Sale of an asset is a taxable supply under the UAE VAT Law. What about the applicability of VAT on the sale of a business or transfer of a business as such? The Federal Tax Authority (FTA) has issued a public clarification with regard to this on 20th August 2019 vide clarification No: VATP015.
This article contains a detailed analysis of sale or transfer of a business as a going concern in the light of the said public clarification.
As per Article 7(2) of the Federal Decree-Law No(8) of 2017, the transfer of the whole or an independent part of a business from a person to a taxable person for the purpose of continuing the business that was transferred shall not be considered as a supply. It means that if the buyer is registered under VAT and is continuing the business after the purchase, then the consideration paid for such sale/transfer will not be taxable.
When a business unit fully or partially sold/transferred and the operation is continued, it will be considered as the sales/transfer is done undergoing concern concept. As per the VAT law, the consideration paid for such sales or transfer as out of scope.
There are three conditions to be satisfied:
“For a transfer to be subject to Article 7 of the Decree-Law, there must be a transfer of a business, and a mere transfer of assets will not qualify as a TOGC”. Let us discuss the above provision in detail based on the public clarification:
FTA clarifies that Sale of an asset by a taxable person is treated as a taxable supply subject to VAT at the appropriate rate except in those cases where supply is exempted such as the sale of bare land or residential property.
However, if all the assets which constitute the business are transferred then such transfer will be the sale of asset as part of TOGC and transfer will not constitute a supply for UAE VAT purpose.
Here the important point that should be kept in mind is that the transfer must effectively give the recipient the possession of the whole of a business, or part of a business where that part is capable of separate operation. As part of the transfer, all the goods and services including among other things, goodwill, licenses, premises, machinery and equipment, employees, ongoing contracts, and liabilities that are necessary for the continued operation of that business or a part of a business must be supplied to the recipient. In this case, the taxability of the individual asset/s should not be considered but such transaction should be considered as a transfer of a business unit.

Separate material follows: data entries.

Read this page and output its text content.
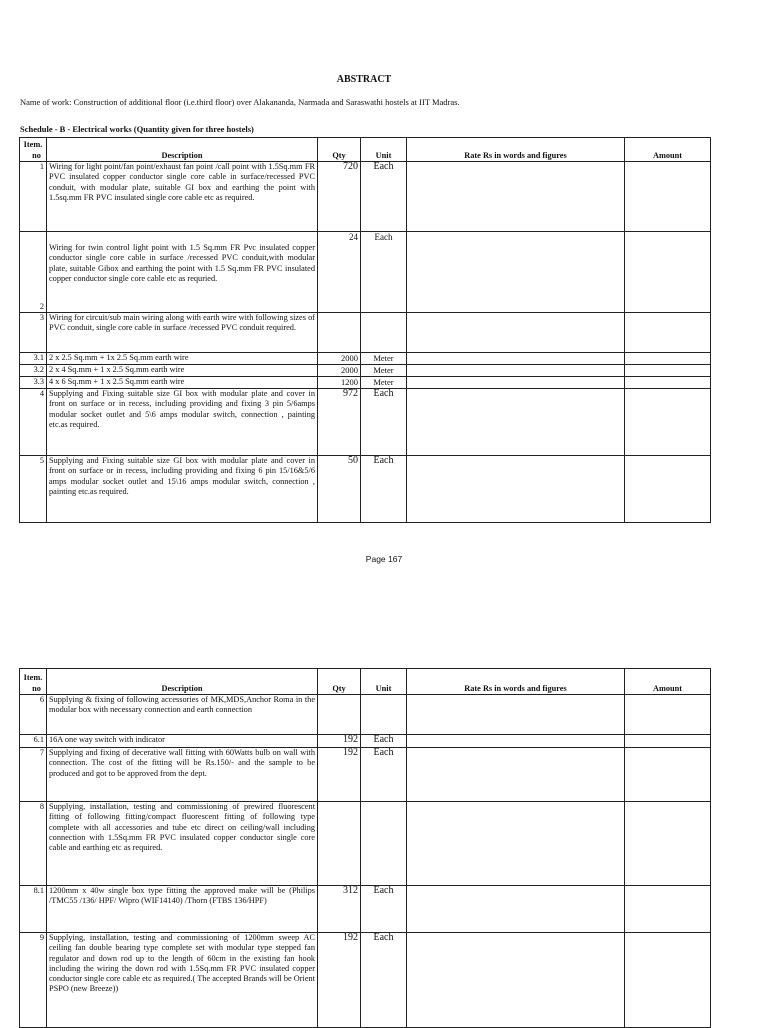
ABSTRACT
Name of work: Construction of additional floor (i.e.third floor) over Alakananda, Narmada and Saraswathi hostels at IIT Madras.
Schedule - B - Electrical works (Quantity given for three hostels)
Item.
no	Description	Qty	Unit	Rate Rs in words and figures	Amount
1	Wiring for light point/fan point/exhaust fan point /call point with 1.5Sq.mm FR PVC insulated copper conductor single core cable in surface/recessed PVC conduit, with modular plate, suitable GI box and earthing the point with 1.5sq.mm FR PVC insulated single core cable etc as required.	720	Each		
2	Wiring for twin control light point with 1.5 Sq.mm FR Pvc insulated copper conductor single core cable in surface /recessed PVC conduit,with modular plate, suitable Gibox and earthing the point with 1.5 Sq.mm FR PVC insulated copper conductor single core cable etc as requried.	24	Each		
3	Wiring for circuit/sub main wiring along with earth wire with following sizes of PVC conduit, single core cable in surface /recessed PVC conduit required.				
3.1	2 x 2.5 Sq.mm + 1x 2.5 Sq.mm earth wire	2000	Meter		
3.2	2 x 4 Sq.mm + 1 x 2.5 Sq.mm earth wire	2000	Meter		
3.3	4 x 6 Sq.mm + 1 x 2.5 Sq.mm earth wire	1200	Meter		
4	Supplying and Fixing suitable size GI box with modular plate and cover in front on surface or in recess, including providing and fixing 3 pin 5/6amps modular socket outlet and 5\6 amps modular switch, connection , painting etc.as required.	972	Each		
5	Supplying and Fixing suitable size GI box with modular plate and cover in front on surface or in recess, including providing and fixing 6 pin 15/16&5/6 amps modular socket outlet and 15\16 amps modular switch, connection , painting etc.as required.	50	Each		
Page 167
Item.
no	Description	Qty	Unit	Rate Rs in words and figures	Amount
6	Supplying & fixing of following accessories of MK,MDS,Anchor Roma in the modular box with necessary connection and earth connection				
6.1	16A one way switch with indicator	192	Each		
7	Supplying and fixing of decerative wall fitting with 60Watts bulb on wall with connection. The cost of the fitting will be Rs.150/- and the sample to be produced and got to be approved from the dept.	192	Each		
8	Supplying, installation, testing and commissioning of prewired fluorescent fitting of following fitting/compact fluorescent fitting of following type complete with all accessories and tube etc direct on ceiling/wall including connection with 1.5Sq.mm FR PVC insulated copper conductor single core cable and earthing etc as required.				
8.1	1200mm x 40w single box type fitting the approved make will be (Philips /TMC55 /136/ HPF/ Wipro (WIF14140) /Thorn (FTBS 136/HPF)	312	Each		
9	Supplying, installation, testing and commissioning of 1200mm sweep AC ceiling fan double bearing type complete set with modular type stepped fan regulator and down rod up to the length of 60cm in the existing fan hook including the wiring the down rod with 1.5Sq.mm FR PVC insulated copper conductor single core cable etc as required.( The accepted Brands will be Orient PSPO (new Breeze))	192	Each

The public clarification also makes it clear that the transfer must be to a taxable person. This means that the recipient should be:
If the sale or transfer of the business is as a going concern, it is not necessary for the supplier to get registered under VAT. At the same time, the public clarification also makes it clear that if the supplier didn’t comply with the requirement of the VAT Law, during its ownership of the business it will be liable if any fines or penalty comes for the transactions happened before the said sale or transfer.
The third condition for a transfer to be categorized as going concern (TOGC) is that the recipient should have acquired the business for the purpose of continuing the same kind of business.

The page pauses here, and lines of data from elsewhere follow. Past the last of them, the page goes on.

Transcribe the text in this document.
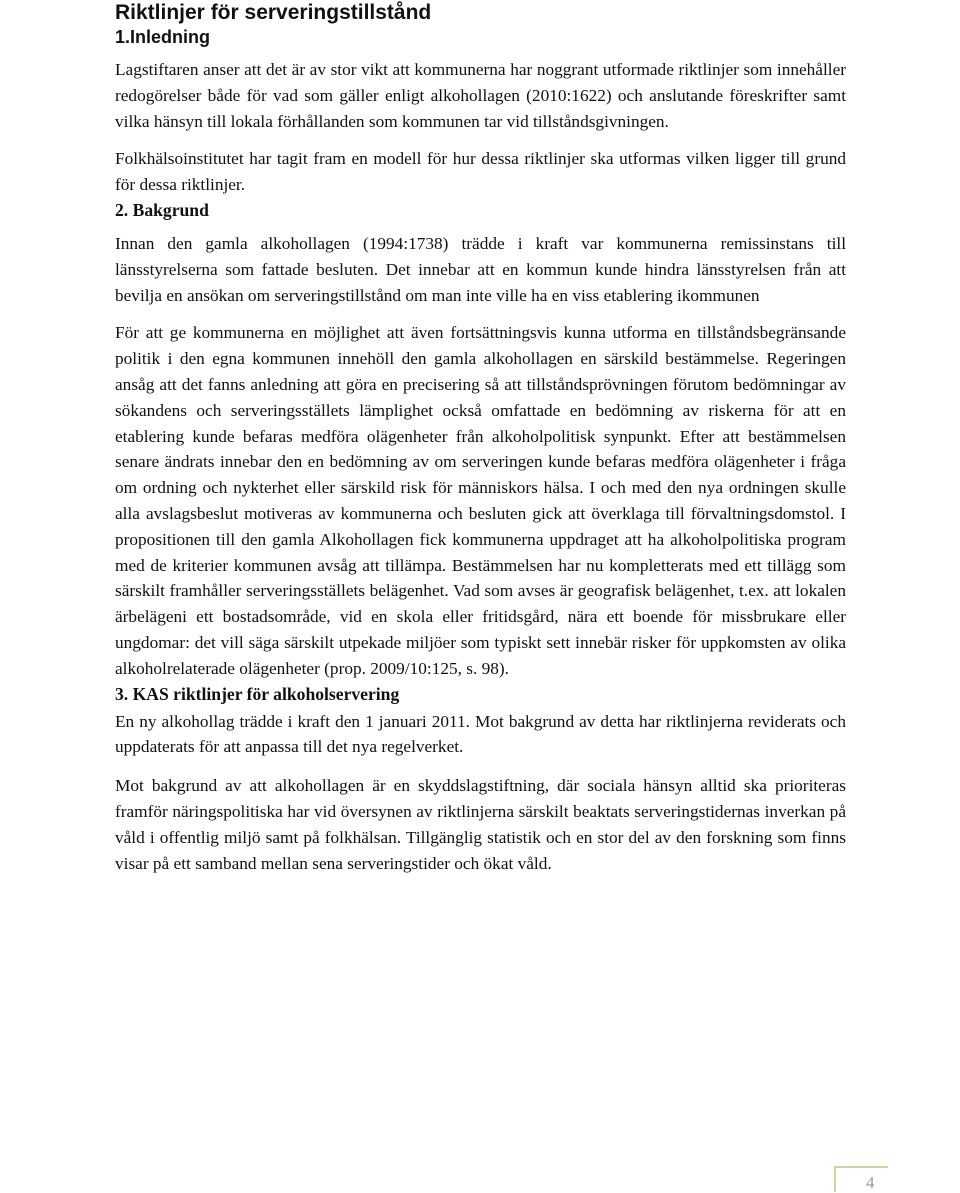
Riktlinjer för serveringstillstånd
1.Inledning

Lagstiftaren anser att det är av stor vikt att kommunerna har noggrant utformade riktlinjer som innehåller redogörelser både för vad som gäller enligt alkohollagen (2010:1622) och anslutande föreskrifter samt vilka hänsyn till lokala förhållanden som kommunen tar vid tillståndsgivningen.

Folkhälsoinstitutet har tagit fram en modell för hur dessa riktlinjer ska utformas vilken ligger till grund för dessa riktlinjer.

2. Bakgrund

Innan den gamla alkohollagen (1994:1738) trädde i kraft var kommunerna remissinstans till länsstyrelserna som fattade besluten. Det innebar att en kommun kunde hindra länsstyrelsen från att bevilja en ansökan om serveringstillstånd om man inte ville ha en viss etablering ikommunen

För att ge kommunerna en möjlighet att även fortsättningsvis kunna utforma en tillståndsbegränsande politik i den egna kommunen innehöll den gamla alkohollagen en särskild bestämmelse. Regeringen ansåg att det fanns anledning att göra en precisering så att tillståndsprövningen förutom bedömningar av sökandens och serveringsställets lämplighet också omfattade en bedömning av riskerna för att en etablering kunde befaras medföra olägenheter från alkoholpolitisk synpunkt. Efter att bestämmelsen senare ändrats innebar den en bedömning av om serveringen kunde befaras medföra olägenheter i fråga om ordning och nykterhet eller särskild risk för människors hälsa. I och med den nya ordningen skulle alla avslagsbeslut motiveras av kommunerna och besluten gick att överklaga till förvaltningsdomstol. I propositionen till den gamla Alkohollagen fick kommunerna uppdraget att ha alkoholpolitiska program med de kriterier kommunen avsåg att tillämpa. Bestämmelsen har nu kompletterats med ett tillägg som särskilt framhåller serveringsställets belägenhet. Vad som avses är geografisk belägenhet, t.ex. att lokalen ärbelägeni ett bostadsområde, vid en skola eller fritidsgård, nära ett boende för missbrukare eller ungdomar: det vill säga särskilt utpekade miljöer som typiskt sett innebär risker för uppkomsten av olika alkoholrelaterade olägenheter (prop. 2009/10:125, s. 98).

3. KAS riktlinjer för alkoholservering

En ny alkohollag trädde i kraft den 1 januari 2011. Mot bakgrund av detta har riktlinjerna reviderats och uppdaterats för att anpassa till det nya regelverket.

Mot bakgrund av att alkohollagen är en skyddslagstiftning, där sociala hänsyn alltid ska prioriteras framför näringspolitiska har vid översynen av riktlinjerna särskilt beaktats serveringstidernas inverkan på våld i offentlig miljö samt på folkhälsan. Tillgänglig statistik och en stor del av den forskning som finns visar på ett samband mellan sena serveringstider och ökat våld.

4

It does not matter whether the new owner will operate the transferred business separately from, or as part of, any other businesses that he is already operating. Also, there is no requirement for the minimum period for which the transferred business must be operational under the recipient’s ownership. The only requirement is that the intention to continue the business should be genuine.
In this regard, it should be noted that the supplier has the responsibility to satisfy himself that the recipient intends to continue the business as a going concern. Because if it is found at a later point that the transfer is not genuine the VAT will be retrospectively due on the supply.
ABC LLC, a manufacturer of motor vehicles, sold one of its factory buildings along with production plant to another Vehicle Manufacturing company called EFG LLC for production purpose. Such sale constitutes a taxable supply of asset chargeable at 5%. It should not be considered as a transfer of assets as a going concern (TOGC) even though the buyer company is using the factory building for the same kind of business.
On the other hand, if ABC LLC had sold the factory as a unit along with all the related resources such as goodwill, licenses, premises, machinery and equipment, employees, ongoing contracts, liabilities, etc. that are necessary for the continued operation of that business to EFG LLC, then it would have been resulted as the transfer of a business as a going concern and should not be considered as supply for VAT purpose.
The public clarification makes it clear that, when the shares in a company are sold, the ownership in the company got transferred from the seller to the buyer. In such cases, there is no transfer of business from one person to another. Only the owner of the company which holds the business is getting transferred. The company itself is not involved in the transaction and the business will remain with the company itself. Therefore, the transfer of ownership of a company by the sale of shares shall not be a transfer of a business as a going concern.